The Barbie doll was first created on March 9th, 1959. She was made to portray the perfect girl. There was motivation to give children a doll that wasn’t just a baby doll and was more of a woman-like figure to have a sense of growing up. Throughout this documentary that shows a systematic shift and Matell’s design of the Barbie doll. The Los Angeles Times wrote, “We have a very complicated relationship with our own femininity, and it’s not just us individually,” said the film’s writer and director, Andrea Nevins. “Society still has a very complicated and unsolved idea of what women should be today. That’s captured in this doll. She carries a lot on her tiny shoulders. I think we all do.”
This documentary about Barbie and her evolution was one of the better documentaries I’ve ever seen, this definitely fulfilled my expectations of what I thought it would be. The documentary handled ideas head on by showing the flaws of the Barbie brand and showed what needed to be changed and the equality that needed to be reflected in society and in the barbie doll. It made me appreciate the Barbie brand and the producers by being so open about this topic even if it will do harm to their company. It gave me an idea that this documentary was progressiveness and it also showed how if people stick up, change will occur even if it might make some people uncomfortable. Nevins got the idea to make the film after a friend who worked at Mattel kept telling her, “How excited she was to go to work everyday because she was with a bunch of really strong, interesting women, debating who Barbie should be for the next generation,” said Nevins.

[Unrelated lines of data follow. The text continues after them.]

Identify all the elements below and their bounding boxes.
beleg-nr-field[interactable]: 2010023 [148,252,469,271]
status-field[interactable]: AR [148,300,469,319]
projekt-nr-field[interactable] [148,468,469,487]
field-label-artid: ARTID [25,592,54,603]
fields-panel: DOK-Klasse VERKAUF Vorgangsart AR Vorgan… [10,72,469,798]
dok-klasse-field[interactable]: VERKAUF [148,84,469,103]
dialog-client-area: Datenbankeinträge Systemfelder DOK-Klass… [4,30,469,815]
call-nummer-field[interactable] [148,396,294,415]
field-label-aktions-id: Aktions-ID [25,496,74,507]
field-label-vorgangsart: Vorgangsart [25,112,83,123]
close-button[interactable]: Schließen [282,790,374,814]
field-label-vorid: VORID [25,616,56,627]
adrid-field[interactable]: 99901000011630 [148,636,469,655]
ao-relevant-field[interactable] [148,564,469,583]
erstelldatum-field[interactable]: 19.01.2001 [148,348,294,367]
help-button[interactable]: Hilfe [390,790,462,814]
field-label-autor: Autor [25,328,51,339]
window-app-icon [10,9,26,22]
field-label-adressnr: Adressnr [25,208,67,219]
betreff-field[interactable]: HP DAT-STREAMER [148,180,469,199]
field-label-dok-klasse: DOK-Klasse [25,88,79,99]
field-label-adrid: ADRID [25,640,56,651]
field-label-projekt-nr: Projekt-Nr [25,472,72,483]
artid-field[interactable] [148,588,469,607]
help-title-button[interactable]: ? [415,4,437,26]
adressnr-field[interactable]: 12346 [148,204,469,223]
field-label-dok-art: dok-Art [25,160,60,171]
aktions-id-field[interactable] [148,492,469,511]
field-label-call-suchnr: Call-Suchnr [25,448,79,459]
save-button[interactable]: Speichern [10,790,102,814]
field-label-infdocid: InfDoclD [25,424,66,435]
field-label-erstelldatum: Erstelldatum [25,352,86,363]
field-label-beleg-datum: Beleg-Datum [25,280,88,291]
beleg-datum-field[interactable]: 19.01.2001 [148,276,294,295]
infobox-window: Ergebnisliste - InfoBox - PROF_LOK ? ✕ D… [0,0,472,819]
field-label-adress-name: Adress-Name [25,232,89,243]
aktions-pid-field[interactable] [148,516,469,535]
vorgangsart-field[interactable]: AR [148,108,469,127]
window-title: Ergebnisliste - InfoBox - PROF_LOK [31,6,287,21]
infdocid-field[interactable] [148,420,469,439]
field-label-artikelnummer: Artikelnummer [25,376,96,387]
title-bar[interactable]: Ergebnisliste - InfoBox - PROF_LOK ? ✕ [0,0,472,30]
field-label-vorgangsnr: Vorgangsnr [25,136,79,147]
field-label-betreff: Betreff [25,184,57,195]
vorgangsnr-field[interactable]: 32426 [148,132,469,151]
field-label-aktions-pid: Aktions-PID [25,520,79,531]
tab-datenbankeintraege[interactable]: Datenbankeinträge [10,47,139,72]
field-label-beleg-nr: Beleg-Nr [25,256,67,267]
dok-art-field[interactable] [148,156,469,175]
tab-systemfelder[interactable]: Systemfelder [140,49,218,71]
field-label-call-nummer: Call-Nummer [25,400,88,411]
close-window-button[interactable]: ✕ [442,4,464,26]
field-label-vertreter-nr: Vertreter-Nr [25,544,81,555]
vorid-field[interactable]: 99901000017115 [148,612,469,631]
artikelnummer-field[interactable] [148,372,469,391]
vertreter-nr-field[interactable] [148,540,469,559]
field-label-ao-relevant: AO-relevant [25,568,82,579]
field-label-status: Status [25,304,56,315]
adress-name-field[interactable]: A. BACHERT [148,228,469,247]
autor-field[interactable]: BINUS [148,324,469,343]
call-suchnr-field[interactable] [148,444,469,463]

One piece of information that I wish they would have had it into this documentary was the after effects of changing Barbie. I would like to know more of how sales increase, possibly or even decrease. Also how people of the United States latched on to the Fair idea of a body positive and ethnically diverse Barbie.
This is a documentary would be for any sort of person interested in the idea of evolution in Big Time companies, and specifically the evolution of women and bodies. This documentary is available to watch on Hulu and Apple tv Plus. I would 100% recommend it.